Scholarship Fund


(Dr Rob Lamberts) #1

Anyone do a scholarship fund for folks who can’t afford it? How do you track money so there’s no chance of legal questions? How do you account for the money? Do you set up a separate non-profit or is it simpler than that?

(Robin Dickinson) #2

Do you mean so that other people can donate to it? I thought about it but then one of my patients suggested something I like better and would do if I were that organized. He suggested having a separate membership level called “supporting” or something similar. Then people can choose that instead of the regular price. Kind of a “get a membership/give a membership”. And have a membership type for the free or discounted or whatever I’m choosing to do. The downside is losing flexibility. The bonus is that all I have to do is have the number of months of one type match with the number of months of the other type over time. Easy accounting.

(Kevin Lutz, MD, FACP) #3

It’s simple. We just don’t charge patients who can scarcely afford their medications. We don’t put a membership in Hint so there is nothing to track. The attorneys tell me this is completely legal since no insurance contract is involved or violated. And it feels great to help those who need a freebie.

(Dr Rob Lamberts) #4

The idea of a scholarship fund is to enable me to write off patients without taking a big financial hit. It also enables people who otherwise want to support my practice (and many have expressed the desire to do so) to be able to do so. The only reason to do a non-profit is to give people a tax write-off, and I’ve been told that’s too big of a hassle for too little of a benefit. We have done discounts for folks (you can write discounts into the monthly hint invoice - even to zero), but as the practice grows, that number becomes increasingly substantial and there is a benefit for people to know what my work is worth financially, and not give them lower cost and have them not value us as much. The other thing about scholarships is that they can be used for other things, such as x-rays or other tests people need to get done outside of my office. It would give us a way to possibly offset some of the cost where that would be prohibitive.

(Jason Larsen) #5

We have setup a ‘protocol’ where any discounts for memberships are actually passed through me (the CEO / manager), rather than offered through the physicians. They physicians can offer ‘scholarships’, which are basically discounts, but there are a limited number of them per physician (we limit to 1 per 100 patients). And we also try not to offer them perpetually, but reserve them for families or people that are going through financially hard times (we usually offer 3-6 months, letting them know that we’ll start billing normally after that).

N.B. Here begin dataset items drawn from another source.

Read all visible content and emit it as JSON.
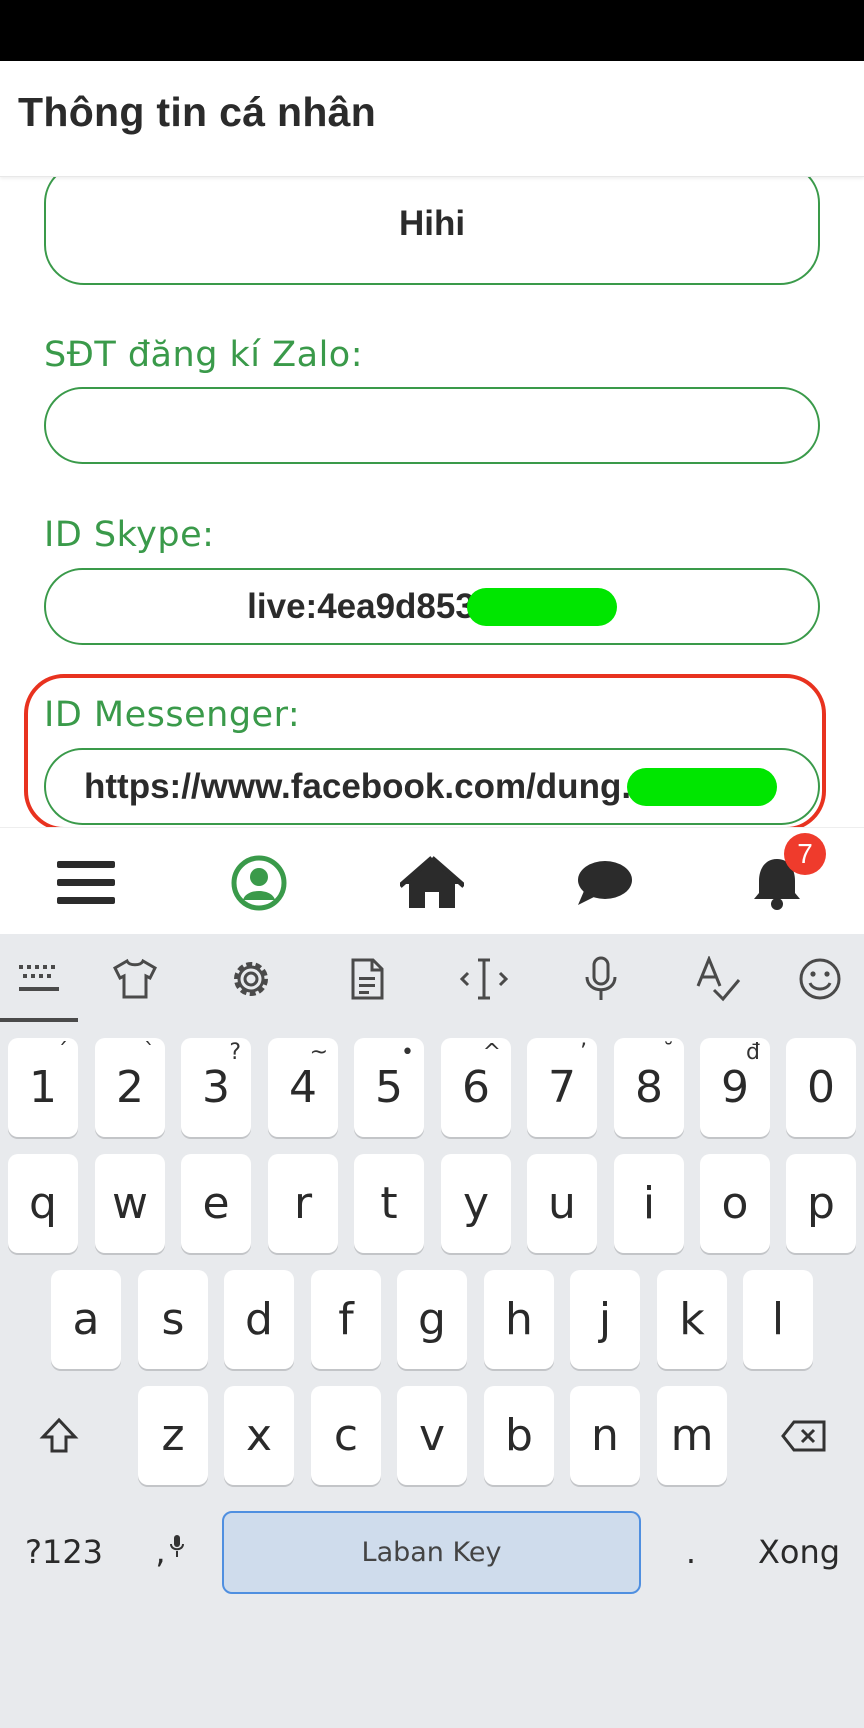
{
  "header": {
    "title": "Thông tin cá nhân"
  },
  "form": {
    "name_value": "Hihi",
    "zalo_label": "SĐT đăng kí Zalo:",
    "zalo_value": "",
    "skype_label": "ID Skype:",
    "skype_value": "live:4ea9d853",
    "messenger_label": "ID Messenger:",
    "messenger_value": "https://www.facebook.com/dung."
  },
  "bottom_nav": {
    "items": [
      "menu-icon",
      "profile-icon",
      "home-icon",
      "chat-icon",
      "bell-icon"
    ],
    "notification_count": "7",
    "active_color": "#3a9a4a"
  },
  "keyboard": {
    "toolbar": [
      "keyboard-icon",
      "theme-icon",
      "settings-icon",
      "clipboard-icon",
      "cursor-icon",
      "mic-icon",
      "spellcheck-icon",
      "emoji-icon"
    ],
    "number_row": [
      {
        "key": "1",
        "hint": "´"
      },
      {
        "key": "2",
        "hint": "`"
      },
      {
        "key": "3",
        "hint": "?"
      },
      {
        "key": "4",
        "hint": "~"
      },
      {
        "key": "5",
        "hint": "•"
      },
      {
        "key": "6",
        "hint": "^"
      },
      {
        "key": "7",
        "hint": "’"
      },
      {
        "key": "8",
        "hint": "˘"
      },
      {
        "key": "9",
        "hint": "đ"
      },
      {
        "key": "0",
        "hint": ""
      }
    ],
    "row1": [
      "q",
      "w",
      "e",
      "r",
      "t",
      "y",
      "u",
      "i",
      "o",
      "p"
    ],
    "row2": [
      "a",
      "s",
      "d",
      "f",
      "g",
      "h",
      "j",
      "k",
      "l"
    ],
    "row3": [
      "z",
      "x",
      "c",
      "v",
      "b",
      "n",
      "m"
    ],
    "symbols_label": "?123",
    "comma_label": ",",
    "space_label": "Laban Key",
    "period_label": ".",
    "done_label": "Xong"
  }
}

We also say that our pricing is low enough that many people should be able to afford it - and rarely do we ever give a full discount to a member, because we believe it’s always best to have some ‘skin in the game.’

(Bruce Jung) #6

These excellent suggestions and insightful questions seem to be begging for a theological or philosophical treatise on poverty and medicine. However, I am neither a theologian nor a philosopher, but still feel inclined to offer a few points.

  1. What’s so cool about DPC is that any of these suggestions, and I’m sure, plenty more, can be adapted, implemented and fine tuned without worrying about insurance, Medicaid or Medicare regulations.
  2. It warms my heart to hear both DPC providers and administrators have concern for indigent or financially struggling patients.
  3. If your DPC is a 501©3 already, you’re off to the races. I suspect that not many, or any, are though.
  4. You could not “run” your non-for-profit scholarship organization and pass the funds on to yourself (DPC practice) me thinks. Better, maybe to consider approaching another charity or religious institution to run the scholarship fund, if you are looking to help donors with a tax right off.
  5. I think that it might be worth considering a 1/3,1/3, 1/3 approach. Have a conversation with the (potential) patient and let them know that you are willing to pay for 1/3 of the membership cost. They, however, must also contribute 1/3 of the cost and also find another individual (preferably family member or friend) to cover the last 1/3. I think this adds credence to their dire situation and also makes them responsible to solicit assistance from someone besides you. (I am usually a sucker for a sob story, so having some definitive verification by a close contact of the patient is helpful.)
  6. Poverty should hopefully be a transient situation (especially for the able-bodied) and so putting a time limit on the assistance program seems a good idea as Jason suggested.
    Anyway, just a few quick thoughts that popped into my mind when scrolling through this thread.